Pengendalian OPT ini dilakukan dengan cara Pengendalian Hama Terpadu (PHT) yakni secara kultur teknis dengan penggunaan benih bermutu, dan pemangkasan serta pemupukan berimbang; secara mekanis dengan sanitasi, eradikasi untuk tanaman terserang berat; secara biologis dengan aplikasi agens pengendalian hayati jamur entomopatogen dan antagonis. Sedangkan pengendalian secara kimiawi menjadi pilihan akhir, apabila semua tindakan pengendalian yang lain tidak berhasil dengan menggunakan bahan aktif yakni Asefat dan Karbofuran.

Penerapan konsep PHT pertimbangannya tidak semata-mata tergantung pada teknik pengendalian hama dan penyakit serta pengelolaan ekosistem tertentu, tetapi PHT juga sangat mempertimbangkan keberdayaan dan kemandirian petani pala dalam mengambil keputusan. Dengan demikian, pelaksanaan PHT di suatu daerah bisa jadi berbeda dengan daerah lain karena perbedaan kondisi sosial-ekonomi petani pala dan ekosistem setempat. “Keberhasilan pengendalian OPT pala di lapangan sangat ditunjang oleh kemampuan sumber daya manusia khususnya petugas lapangan dan petani pemilik kebun, perlunya penerapan pengendalian OPT yang baik dan tepat agar tidak merugikan petani, sehingga pendapatan dari hasil produksi khususnya tanaman pala bisa lebih meningkat dari tahun ke tahun,” kata Azwin.

Upaya lain yang dikerjakan oleh pemerintah, lanjut Azwin, dengan meningkatkan mutu produk dan nilai jual. Sebagai komoditi ekspor, produk pala telah memiliki pasar internasional.
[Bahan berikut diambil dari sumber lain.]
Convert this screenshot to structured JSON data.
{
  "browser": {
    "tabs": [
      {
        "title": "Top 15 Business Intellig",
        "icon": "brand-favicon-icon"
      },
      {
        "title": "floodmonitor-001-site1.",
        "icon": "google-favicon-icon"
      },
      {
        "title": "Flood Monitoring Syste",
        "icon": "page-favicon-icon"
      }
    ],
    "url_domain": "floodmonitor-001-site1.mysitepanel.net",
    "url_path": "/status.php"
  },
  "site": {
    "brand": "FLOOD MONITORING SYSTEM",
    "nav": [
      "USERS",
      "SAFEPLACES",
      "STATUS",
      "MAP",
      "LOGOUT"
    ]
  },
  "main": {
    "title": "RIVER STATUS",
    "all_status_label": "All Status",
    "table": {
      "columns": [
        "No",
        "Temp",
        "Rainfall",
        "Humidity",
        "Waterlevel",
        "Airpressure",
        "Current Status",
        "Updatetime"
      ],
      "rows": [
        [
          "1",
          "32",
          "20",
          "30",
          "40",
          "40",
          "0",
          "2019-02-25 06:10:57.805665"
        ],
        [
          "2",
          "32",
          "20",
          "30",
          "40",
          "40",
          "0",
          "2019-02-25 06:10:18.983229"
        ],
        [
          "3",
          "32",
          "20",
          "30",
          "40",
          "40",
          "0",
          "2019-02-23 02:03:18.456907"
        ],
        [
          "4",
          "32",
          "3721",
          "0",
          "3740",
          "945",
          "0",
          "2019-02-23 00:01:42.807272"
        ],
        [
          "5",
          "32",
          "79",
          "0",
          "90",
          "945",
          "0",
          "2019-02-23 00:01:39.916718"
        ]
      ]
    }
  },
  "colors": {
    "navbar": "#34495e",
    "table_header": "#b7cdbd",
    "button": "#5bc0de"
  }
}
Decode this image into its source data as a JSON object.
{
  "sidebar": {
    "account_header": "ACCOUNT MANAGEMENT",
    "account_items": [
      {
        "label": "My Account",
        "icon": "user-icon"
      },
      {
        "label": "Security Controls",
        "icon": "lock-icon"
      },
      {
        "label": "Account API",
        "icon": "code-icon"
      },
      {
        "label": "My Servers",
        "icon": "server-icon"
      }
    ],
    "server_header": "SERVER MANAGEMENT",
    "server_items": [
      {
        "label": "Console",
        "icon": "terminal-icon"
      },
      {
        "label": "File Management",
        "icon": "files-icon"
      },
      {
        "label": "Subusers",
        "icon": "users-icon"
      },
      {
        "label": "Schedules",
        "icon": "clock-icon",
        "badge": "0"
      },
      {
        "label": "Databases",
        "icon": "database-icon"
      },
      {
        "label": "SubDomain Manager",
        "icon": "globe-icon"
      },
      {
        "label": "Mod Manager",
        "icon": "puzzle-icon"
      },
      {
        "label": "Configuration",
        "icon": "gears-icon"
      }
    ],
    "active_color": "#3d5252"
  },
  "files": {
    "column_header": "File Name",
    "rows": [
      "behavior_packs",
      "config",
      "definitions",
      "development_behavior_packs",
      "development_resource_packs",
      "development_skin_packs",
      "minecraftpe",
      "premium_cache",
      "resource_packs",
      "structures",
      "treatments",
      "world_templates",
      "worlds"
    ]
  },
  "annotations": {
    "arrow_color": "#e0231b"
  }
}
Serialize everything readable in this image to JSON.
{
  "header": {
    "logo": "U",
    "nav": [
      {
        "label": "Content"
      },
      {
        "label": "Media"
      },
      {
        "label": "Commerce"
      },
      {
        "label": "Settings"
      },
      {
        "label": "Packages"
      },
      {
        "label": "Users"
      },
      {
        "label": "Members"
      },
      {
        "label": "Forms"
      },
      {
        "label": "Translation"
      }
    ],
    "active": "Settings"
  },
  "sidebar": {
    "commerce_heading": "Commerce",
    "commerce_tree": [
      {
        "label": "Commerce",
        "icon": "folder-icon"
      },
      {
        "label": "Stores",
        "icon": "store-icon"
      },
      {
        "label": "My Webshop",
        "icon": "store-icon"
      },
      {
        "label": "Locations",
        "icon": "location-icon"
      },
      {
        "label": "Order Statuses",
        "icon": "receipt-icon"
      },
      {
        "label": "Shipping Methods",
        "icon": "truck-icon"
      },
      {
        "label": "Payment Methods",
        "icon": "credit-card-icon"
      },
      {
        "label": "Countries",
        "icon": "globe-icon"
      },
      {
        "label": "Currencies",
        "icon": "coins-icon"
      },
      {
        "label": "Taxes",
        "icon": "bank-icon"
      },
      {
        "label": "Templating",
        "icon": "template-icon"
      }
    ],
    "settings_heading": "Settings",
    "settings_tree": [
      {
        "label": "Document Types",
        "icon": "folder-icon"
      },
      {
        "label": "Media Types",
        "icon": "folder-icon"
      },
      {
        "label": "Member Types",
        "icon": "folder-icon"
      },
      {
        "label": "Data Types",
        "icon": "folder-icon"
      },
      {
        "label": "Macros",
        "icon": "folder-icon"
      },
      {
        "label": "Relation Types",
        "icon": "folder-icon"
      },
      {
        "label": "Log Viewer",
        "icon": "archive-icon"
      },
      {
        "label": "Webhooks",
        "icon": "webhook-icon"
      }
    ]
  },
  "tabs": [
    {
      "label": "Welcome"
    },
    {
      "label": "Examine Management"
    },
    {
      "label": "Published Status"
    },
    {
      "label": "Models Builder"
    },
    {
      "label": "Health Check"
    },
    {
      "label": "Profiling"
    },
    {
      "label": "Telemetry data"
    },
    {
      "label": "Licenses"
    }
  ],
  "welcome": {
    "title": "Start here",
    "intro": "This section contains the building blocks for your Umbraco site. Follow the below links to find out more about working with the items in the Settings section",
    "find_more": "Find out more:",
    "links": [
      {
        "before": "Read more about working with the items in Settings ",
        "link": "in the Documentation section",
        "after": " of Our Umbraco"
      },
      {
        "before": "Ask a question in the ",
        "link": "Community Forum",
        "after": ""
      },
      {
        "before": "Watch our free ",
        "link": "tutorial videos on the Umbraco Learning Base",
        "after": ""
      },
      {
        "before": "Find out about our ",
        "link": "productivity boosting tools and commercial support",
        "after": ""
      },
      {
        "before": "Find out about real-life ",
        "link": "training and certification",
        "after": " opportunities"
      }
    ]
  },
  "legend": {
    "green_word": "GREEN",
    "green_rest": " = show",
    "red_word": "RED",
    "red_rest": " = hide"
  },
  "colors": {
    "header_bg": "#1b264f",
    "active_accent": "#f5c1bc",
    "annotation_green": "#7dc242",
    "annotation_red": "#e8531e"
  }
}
Untuk itu, pada tahun 2020 di Provinsi Maluku telah dilaksanakan sertifikasi produk organik skema eksport (SNI dan EU) dengan ruang lingkup produk biji, fuli dan daging buah. “Minat petani agar produknya dapat disertifikasi cukup tinggi. berawal dari 6 kelompok tani menjadi 20 kelompok tani dengan jumlah petani yang terlibat sebanyak 533 orang, dengan luas areal 748,5 ha. Potensi produk biji kering 53,6 ton, fuli 5,3 ton dan daging buah 15,8 ton,” ujarnya.

Azwin menambahkan, Peran eksportir sangat diperlukan dalam mengoptimalkan nilai jual pala dan perluasan pasar agar potensi bahan baku yang tersedia dapat dimanfaatkan secara maksimal untuk meningkatkan nilai tambah komoditas pala, meningkatkan nilai ekspor dan perbaikan pendapatan petani pala.